Op grond van het voorgaande vormt de zandwal de erfgrens van de aan [betrokkene] geleverde grond en is strook X dus niet aan [betrokkene] overgedragen.
6.6.3.In de leveringsakte 2016 staat dat het recht van eigendom betrekking heeft op een perceel bouwgrond gelegen te [plaats] aan de [adres 3] ongenummerd, kadastraal bekend als nummer [sectienummer 1] ter grootte van vijftig are. Vervolgens staat in artikel 2.2 dat geen der partijen rechten ontleent aan het feit dat de vermelde grootte van het verkochte en/of de verdere omschrijving daarvan niet juist of volledig is.
Daarmee blijkt naar het oordeel van het hof uit de leveringsakte voldoende objectief dat niet is bedoeld om met de kadastrale grens of met de vermelde grootte van het perceel de omvang en/of erfgrens van de geleverde eigendom bepalen. Het hof neemt daarbij in aanmerking dat niet is gesteld of gebleken dat bij de leveringsakte 2016 een kadastrale kaart was gevoegd. De objectieve partijbedoeling die blijkt uit de leveringsakte 2016 is om aan te sluiten bij de feitelijke situatie. Aan feitelijke kenmerken vermeldt de leveringsakte dat het gaat om bouwgrond van een ongenummerd perceel dat in het kadaster wordt aangeduid met nummer [sectienummer 1] . De feitelijke situatie was (en is), dat strook X wel was genummerd en geen bouwgrond betrof.

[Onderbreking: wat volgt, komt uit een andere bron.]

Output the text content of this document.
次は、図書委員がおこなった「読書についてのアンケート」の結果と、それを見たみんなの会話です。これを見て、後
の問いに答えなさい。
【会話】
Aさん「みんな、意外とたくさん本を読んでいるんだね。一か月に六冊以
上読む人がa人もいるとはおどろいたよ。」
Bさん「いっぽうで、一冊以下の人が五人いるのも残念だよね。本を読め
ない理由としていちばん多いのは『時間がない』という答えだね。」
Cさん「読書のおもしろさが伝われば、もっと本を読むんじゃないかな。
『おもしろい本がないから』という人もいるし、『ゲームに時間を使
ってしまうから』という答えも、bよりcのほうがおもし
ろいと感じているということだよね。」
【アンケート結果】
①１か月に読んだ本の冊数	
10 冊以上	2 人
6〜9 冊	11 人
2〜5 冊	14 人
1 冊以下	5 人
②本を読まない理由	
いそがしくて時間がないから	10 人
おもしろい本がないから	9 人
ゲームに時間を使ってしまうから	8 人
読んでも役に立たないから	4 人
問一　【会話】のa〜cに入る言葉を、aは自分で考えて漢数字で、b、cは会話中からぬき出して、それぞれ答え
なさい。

Deze strook was immers als oprit in gebruik bij de eigenaren van [adres 2] . Daarmee blijkt uit de leveringsakte 2016 niet dat strook X tot het geleverde eigendom behoort. De lezing van [appellanten] zou leiden tot het onaannemelijke rechtsgevolg dat een strook grond aan de andere zijde van de zandwal, in gebruik bij de eigenaren van [adres 2] als oprit, zou worden overgedragen als bouwgrond.Dat het meewegen van de feitelijke situatie ter plaatste verenigbaar kan zijn met een objectieve uitleg indien de akte verwijst naar feitelijke kenmerken en voor meerdere uitleg vatbaar is en dat de feitelijke situatie ter plaatse ook van belang kan zijn voor de beantwoording van vraag welke uitleg tot de meest aannemelijke rechtsgevolgen leidt, heeft de Hoge Raad voor de uitleg van een splitsingsakte uitgemaakt in HR 14 februari 2014, ECLI:NL:HR:2014:337, NJ 2014/119 (Bakermans c.s./Mitros) en dat geldt naar het oordeel van het hof evenzeer voor de uitleg van een leveringsakte als hier in geschil. Op grond van het voorgaande vormt het midden van de zandwal naar het oordeel van het hof de erfgrens van de aan [appellanten] geleverde grond en is strook X dus niet aan [appellanten] overgedragen.
Bovendien, ook in het geval dat dit anders zou zijn, faalt het beroep van [appellanten] op artikel 3:88 lid 1 BW en is [appellanten] geen eigenaar geworden van strook X omdat [betrokkene] niet beschikkingsbevoegd was. [appellanten] wist ten tijde van de levering niet dat de kadastrale grens van het gekochte afweek van de feitelijke grens. Dat bleek pas later bij het maken van de tekeningen voor de te bouwen woning met bijgebouw. In die zin heeft [appellanten] onvoldoende onderbouwd gesteld er (gerechtvaardigd) op te hebben vertrouwd dat hij strook X (had gekocht en) geleverd had gekregen. Aan bewijslevering komt het hof daarom niet toe.
Het door [appellanten] gedane bewijsaanbod terzake de uitleg van de leveringsakten is niet ter zake dienend, zodat het hof ook daaraan voorbijgaat. Het hof ziet geen aanleiding een descente te houden.